Słownik AI
Kompletny słownik sztucznej inteligencji
Pre-pruning
Pruning technique that stops the growth of the decision tree before it reaches its maximum size by applying predefined stopping criteria.
Post-pruning
Pruning method that consists of first building a complete tree and then reducing its complexity by eliminating non-essential branches.
Cost complexity pruning
Pruning technique that minimizes a cost function combining classification error and tree complexity through an alpha parameter.
Reduced error pruning
Pruning method that removes nodes if it does not increase the classification error on a separate validation set.

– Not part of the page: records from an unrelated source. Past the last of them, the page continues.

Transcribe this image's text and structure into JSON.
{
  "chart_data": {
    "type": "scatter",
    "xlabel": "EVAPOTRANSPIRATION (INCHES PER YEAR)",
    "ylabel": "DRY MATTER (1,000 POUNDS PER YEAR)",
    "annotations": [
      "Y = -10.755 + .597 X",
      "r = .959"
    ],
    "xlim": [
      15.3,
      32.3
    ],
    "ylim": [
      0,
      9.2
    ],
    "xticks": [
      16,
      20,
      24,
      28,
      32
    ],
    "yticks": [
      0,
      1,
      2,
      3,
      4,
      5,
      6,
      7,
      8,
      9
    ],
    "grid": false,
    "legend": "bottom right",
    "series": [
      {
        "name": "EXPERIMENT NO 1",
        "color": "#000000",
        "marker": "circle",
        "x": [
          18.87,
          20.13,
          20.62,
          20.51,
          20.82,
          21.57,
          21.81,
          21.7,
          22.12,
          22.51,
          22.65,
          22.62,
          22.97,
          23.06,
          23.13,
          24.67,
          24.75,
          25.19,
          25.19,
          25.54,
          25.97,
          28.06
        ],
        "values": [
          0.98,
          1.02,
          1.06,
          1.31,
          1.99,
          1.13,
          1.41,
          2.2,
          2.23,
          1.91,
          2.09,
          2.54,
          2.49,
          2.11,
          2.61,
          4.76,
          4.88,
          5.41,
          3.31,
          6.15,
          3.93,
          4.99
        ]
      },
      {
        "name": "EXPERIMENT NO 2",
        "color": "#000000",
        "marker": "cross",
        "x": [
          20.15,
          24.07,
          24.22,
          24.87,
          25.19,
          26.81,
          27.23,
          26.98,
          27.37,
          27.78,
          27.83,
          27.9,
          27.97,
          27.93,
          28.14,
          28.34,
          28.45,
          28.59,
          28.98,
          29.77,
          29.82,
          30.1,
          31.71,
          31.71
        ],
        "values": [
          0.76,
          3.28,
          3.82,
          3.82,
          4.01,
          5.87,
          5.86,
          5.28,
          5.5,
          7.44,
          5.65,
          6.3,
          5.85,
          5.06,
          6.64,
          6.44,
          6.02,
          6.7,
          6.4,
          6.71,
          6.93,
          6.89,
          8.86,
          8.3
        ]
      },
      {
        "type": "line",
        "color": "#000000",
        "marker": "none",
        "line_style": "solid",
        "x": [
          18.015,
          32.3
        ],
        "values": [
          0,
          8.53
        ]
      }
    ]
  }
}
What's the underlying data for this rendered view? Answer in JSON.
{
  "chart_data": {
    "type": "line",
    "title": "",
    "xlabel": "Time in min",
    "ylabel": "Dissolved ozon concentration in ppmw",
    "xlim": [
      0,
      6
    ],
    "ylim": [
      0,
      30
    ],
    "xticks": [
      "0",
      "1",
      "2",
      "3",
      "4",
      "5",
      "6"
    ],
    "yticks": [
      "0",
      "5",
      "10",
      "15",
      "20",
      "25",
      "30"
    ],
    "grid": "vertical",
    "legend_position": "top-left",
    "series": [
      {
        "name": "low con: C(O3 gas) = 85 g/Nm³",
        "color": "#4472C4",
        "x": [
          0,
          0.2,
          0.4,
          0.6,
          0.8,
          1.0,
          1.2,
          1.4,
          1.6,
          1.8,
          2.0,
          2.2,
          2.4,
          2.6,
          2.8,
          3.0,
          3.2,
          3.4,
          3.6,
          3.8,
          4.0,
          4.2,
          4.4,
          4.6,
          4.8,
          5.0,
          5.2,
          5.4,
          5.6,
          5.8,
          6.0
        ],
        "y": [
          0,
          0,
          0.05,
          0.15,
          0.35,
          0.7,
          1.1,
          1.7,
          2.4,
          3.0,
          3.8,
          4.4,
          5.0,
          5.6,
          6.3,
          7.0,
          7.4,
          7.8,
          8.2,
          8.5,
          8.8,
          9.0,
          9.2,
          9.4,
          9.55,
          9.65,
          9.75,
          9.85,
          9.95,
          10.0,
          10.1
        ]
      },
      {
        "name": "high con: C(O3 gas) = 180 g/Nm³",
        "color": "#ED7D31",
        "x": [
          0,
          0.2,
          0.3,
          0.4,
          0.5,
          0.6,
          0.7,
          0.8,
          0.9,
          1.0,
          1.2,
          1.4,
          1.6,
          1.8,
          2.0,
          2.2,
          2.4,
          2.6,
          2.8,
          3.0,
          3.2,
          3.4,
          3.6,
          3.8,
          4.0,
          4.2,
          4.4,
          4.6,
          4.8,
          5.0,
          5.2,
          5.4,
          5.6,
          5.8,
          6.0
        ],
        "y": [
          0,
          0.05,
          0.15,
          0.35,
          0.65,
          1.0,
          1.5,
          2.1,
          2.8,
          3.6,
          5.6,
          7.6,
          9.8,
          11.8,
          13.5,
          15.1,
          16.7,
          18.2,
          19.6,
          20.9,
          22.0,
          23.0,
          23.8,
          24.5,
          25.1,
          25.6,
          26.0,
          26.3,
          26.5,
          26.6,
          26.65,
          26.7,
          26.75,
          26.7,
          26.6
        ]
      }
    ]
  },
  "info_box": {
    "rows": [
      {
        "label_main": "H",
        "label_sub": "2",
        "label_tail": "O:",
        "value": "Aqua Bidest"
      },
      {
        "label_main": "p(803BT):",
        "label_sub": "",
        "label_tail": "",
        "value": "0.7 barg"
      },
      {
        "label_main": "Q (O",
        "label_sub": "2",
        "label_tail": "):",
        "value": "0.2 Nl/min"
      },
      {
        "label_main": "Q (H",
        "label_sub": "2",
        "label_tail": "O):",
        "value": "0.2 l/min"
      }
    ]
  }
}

Minimum description length
Pruning principle based on information theory that favors models offering the best compromise between simplicity and predictive power.
Pessimistic error pruning
Technique that estimates future error by adding a statistical penalty to the observed error to avoid overfitting.
Error-based pruning
Family of pruning algorithms that use different error measures to decide which branches to remove.
Minimum error pruning
Algorithm that recursively removes nodes whose removal minimizes the expected error on test data.
Bottom-up pruning
Pruning approach that starts from the tree leaves and progresses towards the root by evaluating each node for potential removal.
Top-down pruning
Pruning method that evaluates nodes from the root to the leaves, removing entire subtrees when deemed necessary.
Alpha parameter
Regularization parameter in cost complexity pruning that controls the trade-off between tree size and classification error.
Pruning path
Sequence of decreasing complexity trees generated during the pruning process, each tree being a subtree of the previous one.
Weakest link pruning
Variant of cost complexity pruning that identifies and iteratively eliminates branches with the weakest impact on overall performance.
Cross-validation pruning
Technique that uses cross-validation to determine the optimal pruning level and avoid overfitting.
Critical value pruning
Method that removes branches whose test statistic falls below a predetermined critical threshold.
Cost-sensitive pruning
Pruning approach that takes into account the different costs associated with classification errors to optimize the tree structure.
Optimal pruning
Process that guarantees finding the optimal subtree according to a given criterion, often implemented by algorithms like CART.